Airflow: your ally for automating machine learning and data pipelines
Enrica Pasqua, Bahadir Uyarer
After having worked hard developing a machine learning model, you know that there is still a relatively small step to do: moving it to production.
In a common scenario what you probably would like to have is a workflow to automate:
- gathering and preprocessing the data
- running inference on them
- storing the predictions
Ideally you would want a tool that can help you:
- dealing with big data
- guaranteeing robustness and resilience
- executing your workflows on a scheduled basis or when some pre-conditions are met
- resolving dependencies between tasks
If until today you used cron to schedule jobs, this could be the right time to adopt a well established tool like Apache Airflow for addressing this complexity.
Apache Airflow is an open source project written in Python for programmatically author, schedule and monitor batch execution of tasks.
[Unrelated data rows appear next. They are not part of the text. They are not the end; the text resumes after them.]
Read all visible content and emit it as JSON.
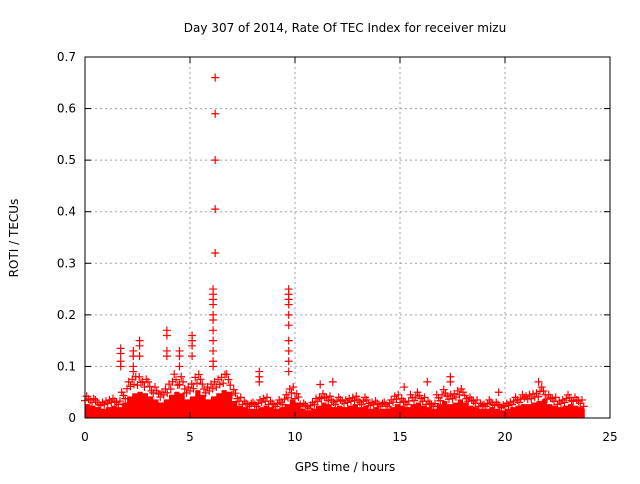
{
  "chart_data": {
    "type": "scatter",
    "title": "Day 307 of 2014, Rate Of TEC Index for receiver mizu",
    "xlabel": "GPS time / hours",
    "ylabel": "ROTI / TECUs",
    "xlim": [
      0,
      25
    ],
    "ylim": [
      0,
      0.7
    ],
    "xticks": [
      "0",
      "5",
      "10",
      "15",
      "20",
      "25"
    ],
    "yticks": [
      "0",
      "0.1",
      "0.2",
      "0.3",
      "0.4",
      "0.5",
      "0.6",
      "0.7"
    ],
    "grid": true,
    "marker": "plus",
    "color": "#ff0000",
    "envelope_step_hours": 0.25,
    "envelope_max": [
      0.045,
      0.04,
      0.035,
      0.03,
      0.035,
      0.04,
      0.035,
      0.05,
      0.07,
      0.08,
      0.085,
      0.08,
      0.07,
      0.06,
      0.05,
      0.06,
      0.075,
      0.085,
      0.08,
      0.06,
      0.07,
      0.09,
      0.075,
      0.06,
      0.07,
      0.08,
      0.09,
      0.085,
      0.055,
      0.04,
      0.035,
      0.03,
      0.03,
      0.035,
      0.04,
      0.035,
      0.03,
      0.035,
      0.045,
      0.06,
      0.05,
      0.03,
      0.025,
      0.03,
      0.04,
      0.05,
      0.045,
      0.035,
      0.04,
      0.035,
      0.04,
      0.045,
      0.035,
      0.04,
      0.03,
      0.035,
      0.03,
      0.03,
      0.035,
      0.045,
      0.04,
      0.035,
      0.045,
      0.05,
      0.04,
      0.035,
      0.03,
      0.045,
      0.055,
      0.045,
      0.05,
      0.06,
      0.05,
      0.04,
      0.035,
      0.03,
      0.03,
      0.035,
      0.03,
      0.025,
      0.03,
      0.035,
      0.04,
      0.045,
      0.045,
      0.05,
      0.055,
      0.06,
      0.045,
      0.04,
      0.035,
      0.04,
      0.045,
      0.04,
      0.035,
      0.03
    ],
    "spikes": [
      {
        "x": 6.2,
        "y": [
          0.66,
          0.59,
          0.5,
          0.405,
          0.32
        ]
      },
      {
        "x": 6.1,
        "y": [
          0.25,
          0.24,
          0.23,
          0.22,
          0.2,
          0.19,
          0.17,
          0.15,
          0.13,
          0.11,
          0.1
        ]
      },
      {
        "x": 9.7,
        "y": [
          0.25,
          0.24,
          0.23,
          0.22,
          0.2,
          0.18,
          0.15,
          0.13,
          0.11,
          0.09
        ]
      },
      {
        "x": 1.7,
        "y": [
          0.135,
          0.125,
          0.11,
          0.1
        ]
      },
      {
        "x": 2.3,
        "y": [
          0.13,
          0.12,
          0.1,
          0.09
        ]
      },
      {
        "x": 2.6,
        "y": [
          0.15,
          0.14,
          0.12
        ]
      },
      {
        "x": 3.9,
        "y": [
          0.17,
          0.16,
          0.13,
          0.12
        ]
      },
      {
        "x": 4.5,
        "y": [
          0.13,
          0.12,
          0.1
        ]
      },
      {
        "x": 5.1,
        "y": [
          0.16,
          0.15,
          0.14,
          0.12
        ]
      },
      {
        "x": 8.3,
        "y": [
          0.09,
          0.08,
          0.07
        ]
      },
      {
        "x": 11.2,
        "y": [
          0.065
        ]
      },
      {
        "x": 11.8,
        "y": [
          0.07
        ]
      },
      {
        "x": 15.2,
        "y": [
          0.06
        ]
      },
      {
        "x": 16.3,
        "y": [
          0.07
        ]
      },
      {
        "x": 17.4,
        "y": [
          0.08,
          0.07
        ]
      },
      {
        "x": 19.7,
        "y": [
          0.05
        ]
      },
      {
        "x": 21.6,
        "y": [
          0.07
        ]
      }
    ]
  }
}
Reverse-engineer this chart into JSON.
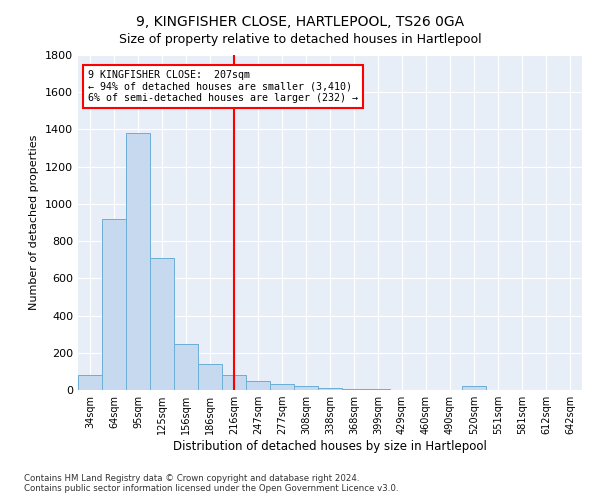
{
  "title": "9, KINGFISHER CLOSE, HARTLEPOOL, TS26 0GA",
  "subtitle": "Size of property relative to detached houses in Hartlepool",
  "xlabel": "Distribution of detached houses by size in Hartlepool",
  "ylabel": "Number of detached properties",
  "categories": [
    "34sqm",
    "64sqm",
    "95sqm",
    "125sqm",
    "156sqm",
    "186sqm",
    "216sqm",
    "247sqm",
    "277sqm",
    "308sqm",
    "338sqm",
    "368sqm",
    "399sqm",
    "429sqm",
    "460sqm",
    "490sqm",
    "520sqm",
    "551sqm",
    "581sqm",
    "612sqm",
    "642sqm"
  ],
  "values": [
    80,
    920,
    1380,
    710,
    245,
    140,
    80,
    47,
    30,
    20,
    10,
    5,
    3,
    0,
    0,
    0,
    20,
    0,
    0,
    0,
    0
  ],
  "bar_color": "#c6d9ee",
  "bar_edge_color": "#6aaed6",
  "vline_position": 6,
  "vline_color": "red",
  "annotation_text": "9 KINGFISHER CLOSE:  207sqm\n← 94% of detached houses are smaller (3,410)\n6% of semi-detached houses are larger (232) →",
  "annotation_box_color": "white",
  "annotation_box_edge": "red",
  "ylim": [
    0,
    1800
  ],
  "yticks": [
    0,
    200,
    400,
    600,
    800,
    1000,
    1200,
    1400,
    1600,
    1800
  ],
  "footnote1": "Contains HM Land Registry data © Crown copyright and database right 2024.",
  "footnote2": "Contains public sector information licensed under the Open Government Licence v3.0.",
  "bg_color": "#ffffff",
  "plot_bg_color": "#e8eef8"
}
You can design your pipelines according to a determined logic: decide which actions to perform, retry them if errors occur, skip tasks if dependencies are not met, access monitor and log status through a friendly and powerful web UI, and a lot more.
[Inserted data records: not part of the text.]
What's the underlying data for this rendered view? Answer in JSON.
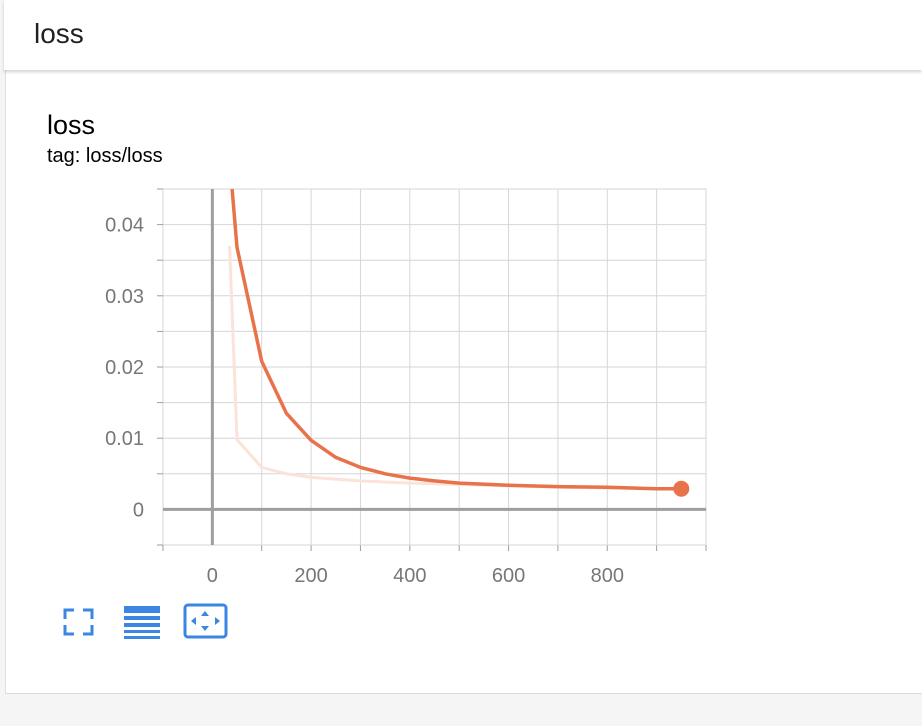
{
  "header": {
    "title": "loss"
  },
  "card": {
    "title": "loss",
    "tag": "tag: loss/loss"
  },
  "colors": {
    "series": "#e8734a",
    "series_raw": "#fbe3da",
    "toolbar_icon": "#3a86e2"
  },
  "toolbar": [
    {
      "icon": "fullscreen-icon"
    },
    {
      "icon": "log-scale-lines-icon"
    },
    {
      "icon": "fit-domain-icon"
    }
  ],
  "chart_data": {
    "type": "line",
    "xlim": [
      -100,
      1000
    ],
    "ylim": [
      -0.005,
      0.045
    ],
    "x_ticks": [
      "0",
      "200",
      "400",
      "600",
      "800"
    ],
    "x_tick_values": [
      0,
      200,
      400,
      600,
      800
    ],
    "y_ticks": [
      "0",
      "0.01",
      "0.02",
      "0.03",
      "0.04"
    ],
    "y_tick_values": [
      0,
      0.01,
      0.02,
      0.03,
      0.04
    ],
    "grid": true,
    "series": [
      {
        "role": "smoothed",
        "x": [
          40,
          50,
          100,
          150,
          200,
          250,
          300,
          350,
          400,
          450,
          500,
          600,
          700,
          800,
          900,
          950
        ],
        "values": [
          0.045,
          0.0368,
          0.0208,
          0.0135,
          0.0097,
          0.0073,
          0.0059,
          0.005,
          0.0044,
          0.004,
          0.0037,
          0.0034,
          0.0032,
          0.0031,
          0.0029,
          0.0029
        ]
      },
      {
        "role": "raw",
        "x": [
          35,
          50,
          100,
          150,
          200,
          300,
          400,
          500,
          600,
          700,
          800,
          900,
          950
        ],
        "values": [
          0.037,
          0.0098,
          0.0059,
          0.005,
          0.0045,
          0.004,
          0.0037,
          0.0035,
          0.0033,
          0.0031,
          0.003,
          0.0029,
          0.0029
        ]
      }
    ]
  }
}
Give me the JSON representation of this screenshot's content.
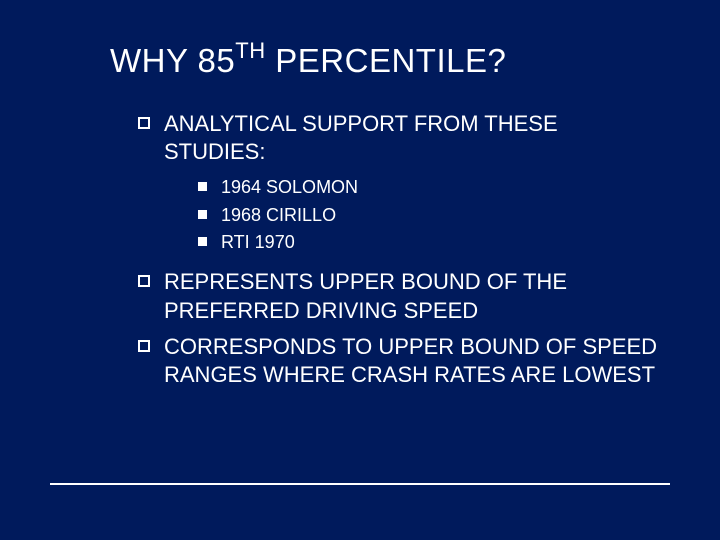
{
  "colors": {
    "background": "#001a5c",
    "text": "#ffffff",
    "bullet_border": "#ffffff",
    "bullet_fill": "#ffffff",
    "underline": "#ffffff"
  },
  "typography": {
    "title_fontsize": 33,
    "level1_fontsize": 22,
    "level2_fontsize": 18,
    "sup_fontsize": 22
  },
  "title": {
    "pre": "WHY 85",
    "sup": "TH",
    "post": " PERCENTILE?"
  },
  "bullets": [
    {
      "text": "ANALYTICAL SUPPORT FROM THESE STUDIES:",
      "sub": [
        "1964 SOLOMON",
        "1968 CIRILLO",
        "RTI 1970"
      ]
    },
    {
      "text": "REPRESENTS UPPER BOUND OF THE PREFERRED DRIVING SPEED",
      "sub": []
    },
    {
      "text": "CORRESPONDS TO UPPER BOUND OF SPEED RANGES WHERE CRASH RATES ARE LOWEST",
      "sub": []
    }
  ]
}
A very nice feature of Airflow is that all the above is configured and defined in Python code. Therefore the Airflow pipelines can benefit from the advantages of the software development process (such as peer-reviews, automated testing and version control).
In this workshop we’ll go over basic Airflow concepts and we’ll setup an instance for orchestrating an inference pipeline for a machine learning model.
Details for Audience
- It assumes no previous Airflow knowledge.
- The main purpose is creating a basic train and inference pipeline with Airflow.
- It is not about a particular model / ML method.
- It's not an advanced Airflow workshop.
- It is not suitable for Python beginners.
Workshop Requirements
- Docker installed.
- Any editor (Sublime, PyCharm, Vim, Atom).
- Verify that Docker works properly.
- Ensure that you allocated 4gb of RAM for the Docker Engine. (Can be done via desktop app, check Preferences section. After setting up, restart Docker App)
- Download the Airflow Docker image:
docker pull puckel/docker-airflow
- Download repository under the
$HOME
directory.git clone https://github.com/deliveryhero/pyconde2019-airflow-ml-workshop
Enrica Pasqua
Affiliation: Delivery Hero SE
Enrica works in Berlin as a Senior Data Engineer at Delivery Hero, where she develops and maintains large scale data pipelines using Python. Her interests include Big Data Architecture, Process Automation and Machine Learning.
visit the speaker at: Twitter • Homepage
Bahadir Uyarer
Affiliation: Delivery Hero SE
Bahadir is a Data Scientist at Global Marketing Tech Department of Delivery Hero. Here, he creates various data products in order to increase the efficiency of marketing activities. Prior to jumping into the tech world, he was working as a research economist in Istanbul. He holds M.A in Public Policy (Applied Economics) and MSc. in Economics and pursues his academic career as a PhD student at Bogazici University.